According to preliminary figures released today (19 February) by business advisory firm BDO LLP, regional hotels saw a 7.9 per cent rise in average room rate to £55.81, while occupancy increased 4.5 per cent to 59.7 per cent in January 2015.
Room yield was also up 12.7 per cent on the same period in 2014 to £33.30.
In the capital strong demand meant occupancy was up 2.8 per cent to 71.5 per cent, average room rate was up 5 per cent to £104.86 and room yield was up 8 per cent on 2013 to £74.98.
BDO credited lower petrol costs, supermarket price wars and an increase in wage growth with consumers having more money to spend on tourism, particularly domestic.
Robert Barnard, partner at BDO, said: ““The low inflation rate spells good news for hoteliers as consumers can spend more on non-essentials like travel and tourism. It has resulted in the strongest January since 2010.
“While it’s likely that low inflation and interest rates will continue to be the trend, certainly for the first part of 2015 at least, hoteliers should take this opportunity to make hay while the sun shines.”

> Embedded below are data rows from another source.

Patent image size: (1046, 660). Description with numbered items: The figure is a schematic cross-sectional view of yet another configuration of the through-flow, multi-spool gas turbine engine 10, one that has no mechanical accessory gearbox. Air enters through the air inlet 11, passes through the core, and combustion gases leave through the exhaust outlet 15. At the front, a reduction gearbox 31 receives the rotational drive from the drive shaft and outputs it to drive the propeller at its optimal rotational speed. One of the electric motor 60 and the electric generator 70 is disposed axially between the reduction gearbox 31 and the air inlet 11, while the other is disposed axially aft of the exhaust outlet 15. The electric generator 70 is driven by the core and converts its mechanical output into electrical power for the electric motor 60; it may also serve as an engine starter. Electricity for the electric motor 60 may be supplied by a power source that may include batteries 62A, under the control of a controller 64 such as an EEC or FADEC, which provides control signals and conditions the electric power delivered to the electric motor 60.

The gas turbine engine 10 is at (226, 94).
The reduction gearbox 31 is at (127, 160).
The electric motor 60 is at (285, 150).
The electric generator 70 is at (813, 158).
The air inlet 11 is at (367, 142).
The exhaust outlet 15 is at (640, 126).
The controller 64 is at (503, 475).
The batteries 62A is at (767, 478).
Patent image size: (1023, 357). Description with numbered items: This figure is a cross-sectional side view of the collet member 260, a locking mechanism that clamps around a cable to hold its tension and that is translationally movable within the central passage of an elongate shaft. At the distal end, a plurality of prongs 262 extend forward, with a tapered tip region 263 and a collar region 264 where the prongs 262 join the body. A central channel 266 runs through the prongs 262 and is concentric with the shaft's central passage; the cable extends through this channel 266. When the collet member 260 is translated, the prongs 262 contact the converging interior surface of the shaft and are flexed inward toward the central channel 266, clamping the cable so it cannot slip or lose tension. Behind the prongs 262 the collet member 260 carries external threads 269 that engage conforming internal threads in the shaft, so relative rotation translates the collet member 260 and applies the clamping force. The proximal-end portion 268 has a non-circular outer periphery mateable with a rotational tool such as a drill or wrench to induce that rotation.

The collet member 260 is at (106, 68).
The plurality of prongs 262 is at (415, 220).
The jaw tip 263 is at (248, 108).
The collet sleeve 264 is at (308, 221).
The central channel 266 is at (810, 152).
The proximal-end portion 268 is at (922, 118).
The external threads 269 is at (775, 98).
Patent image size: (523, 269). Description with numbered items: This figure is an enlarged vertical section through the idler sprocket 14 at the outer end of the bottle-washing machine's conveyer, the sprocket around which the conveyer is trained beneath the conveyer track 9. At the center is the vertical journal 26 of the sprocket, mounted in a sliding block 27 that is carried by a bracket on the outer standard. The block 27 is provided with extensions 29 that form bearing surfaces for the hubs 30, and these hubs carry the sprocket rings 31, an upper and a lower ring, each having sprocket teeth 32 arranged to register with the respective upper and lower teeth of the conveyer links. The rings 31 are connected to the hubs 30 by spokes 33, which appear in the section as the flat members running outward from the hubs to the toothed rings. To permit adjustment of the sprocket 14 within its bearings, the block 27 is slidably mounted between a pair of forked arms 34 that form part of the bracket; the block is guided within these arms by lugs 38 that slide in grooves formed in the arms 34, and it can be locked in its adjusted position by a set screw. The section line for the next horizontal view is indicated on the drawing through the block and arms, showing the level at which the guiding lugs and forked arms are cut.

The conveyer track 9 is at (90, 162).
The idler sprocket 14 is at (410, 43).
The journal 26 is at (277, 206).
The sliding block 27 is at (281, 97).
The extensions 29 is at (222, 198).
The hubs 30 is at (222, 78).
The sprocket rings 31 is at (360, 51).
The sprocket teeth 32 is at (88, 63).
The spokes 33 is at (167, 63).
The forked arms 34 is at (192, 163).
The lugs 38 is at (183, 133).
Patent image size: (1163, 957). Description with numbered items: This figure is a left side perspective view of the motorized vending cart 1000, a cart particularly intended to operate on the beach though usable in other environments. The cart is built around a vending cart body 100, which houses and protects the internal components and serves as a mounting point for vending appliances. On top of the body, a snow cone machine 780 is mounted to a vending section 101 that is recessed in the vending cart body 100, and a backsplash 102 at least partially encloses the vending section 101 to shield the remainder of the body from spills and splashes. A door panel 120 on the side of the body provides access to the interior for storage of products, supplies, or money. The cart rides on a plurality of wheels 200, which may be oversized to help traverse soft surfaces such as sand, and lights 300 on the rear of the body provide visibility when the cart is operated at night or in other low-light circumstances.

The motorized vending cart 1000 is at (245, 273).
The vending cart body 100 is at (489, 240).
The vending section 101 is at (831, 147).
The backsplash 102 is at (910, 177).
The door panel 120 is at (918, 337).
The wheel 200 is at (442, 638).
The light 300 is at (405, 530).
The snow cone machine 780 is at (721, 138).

2014 was a record year for UK tourism, with figures from the Office for National Statistics’ latest International Passenger Survey showing a 6 per cent rise in inbound visits year on year to 34.8m.
2014 also saw the launch of VisitEngland’s Countryside is GREAT campaign, which aims to promote regional tourism outside of London and hopes to attract greater US spend in 2015.
Commenting on the outlook for 2015 Barnard said: “The prospect for the future remains robust. Despite the ongoing woes of the Eurozone, ForwardKeys recently claimed that visits from China and Hong Kong are showing strong growth for the months ahead.
“In addition, with inflation falling to 0.4% in January and the UK economy forecast to grow at its fastest rate since 2006, hoteliers should make the most of this welcome opportunity.”